The friends of American liberty that had remained banded together in the city for the purpose of supplying Washington with information had adopted this wise plan. Their orders were received from Number One, who was none other than that trusted servant of the King, Rivington, printer by special appointment to his Majesty. This worthy had come to the patriot cause early in the fall. But he was the last man to suspect.
The conspirators were seldom or never seen in one another's company, and some were not even supposed to know the others. The action and discoveries of each, however, were made understood by their system of cipher correspondence. As an instance of the relation, the captain and lieutenant (Rivington and Anderson) were supposed to be on terms of bitter enmity.
The latter was now making all haste to gain the lower part of town. A suspicion had seized him that perhaps everything was not right. When he came to the City Arms he hurried into the coffee-room.

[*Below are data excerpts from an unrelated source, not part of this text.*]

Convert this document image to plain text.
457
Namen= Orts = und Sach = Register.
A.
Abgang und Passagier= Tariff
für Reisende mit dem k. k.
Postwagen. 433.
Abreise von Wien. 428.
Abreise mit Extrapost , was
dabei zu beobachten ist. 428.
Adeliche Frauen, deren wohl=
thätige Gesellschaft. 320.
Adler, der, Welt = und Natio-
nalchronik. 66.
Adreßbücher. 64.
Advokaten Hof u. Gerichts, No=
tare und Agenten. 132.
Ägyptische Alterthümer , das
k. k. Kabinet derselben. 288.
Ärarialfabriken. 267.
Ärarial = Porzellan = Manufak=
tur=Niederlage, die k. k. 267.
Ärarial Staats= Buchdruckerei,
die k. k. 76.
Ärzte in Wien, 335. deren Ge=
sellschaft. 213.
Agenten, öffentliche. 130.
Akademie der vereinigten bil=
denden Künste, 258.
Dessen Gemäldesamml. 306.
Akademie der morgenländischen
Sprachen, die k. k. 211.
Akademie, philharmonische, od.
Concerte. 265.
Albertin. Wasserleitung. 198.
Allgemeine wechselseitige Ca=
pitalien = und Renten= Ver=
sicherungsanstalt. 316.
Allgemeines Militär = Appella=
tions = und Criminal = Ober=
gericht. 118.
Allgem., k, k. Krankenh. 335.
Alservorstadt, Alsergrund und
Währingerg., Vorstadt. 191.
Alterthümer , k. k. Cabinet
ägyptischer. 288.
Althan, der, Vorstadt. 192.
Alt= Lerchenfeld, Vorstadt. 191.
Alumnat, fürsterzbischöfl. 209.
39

A young officer with a deep bass voice was singing a song full of sighs and apostrophes to some distant fair one.
Mr. Anderson slid into an empty chair and joined in the noise and applause that followed the musical effort. He then turned to his neighbor.
"Ah, Captain Markham," he said, "have you seen our handsome young friend, Lieutenant Frothingham, to-night?"
"I was talking to him less than an hour ago," replied the Captain, who, strange to say, was not in his cups. "He was to return, I take it, from what he said."
Hardly had bespoken the words when the subject of them entered. William's face wore a preoccupied expression, and seeing one of the inn servants, he beckoned him to one side. Mr. Anderson caught the gesture, and noticed that the servant had followed the Lieutenant into the hallway.
If by chance he could have seen what occurred he would have been surprised, for, after a short conversation, the servant departed with three gold pieces clinking in his palm. He had then made his way to the stables and aroused one of the tall young grooms. From the stables he had walked to William's lodgings with a complete suit of the groom's clothing over his arm. It comprised a short jacket and leather gaiters like those worn by the young prisoner at the sugar-house, a good costume for facing the snow.
William entered the room a second time, and seeing Mr. Anderson, dragged a chair across and sat down close to him.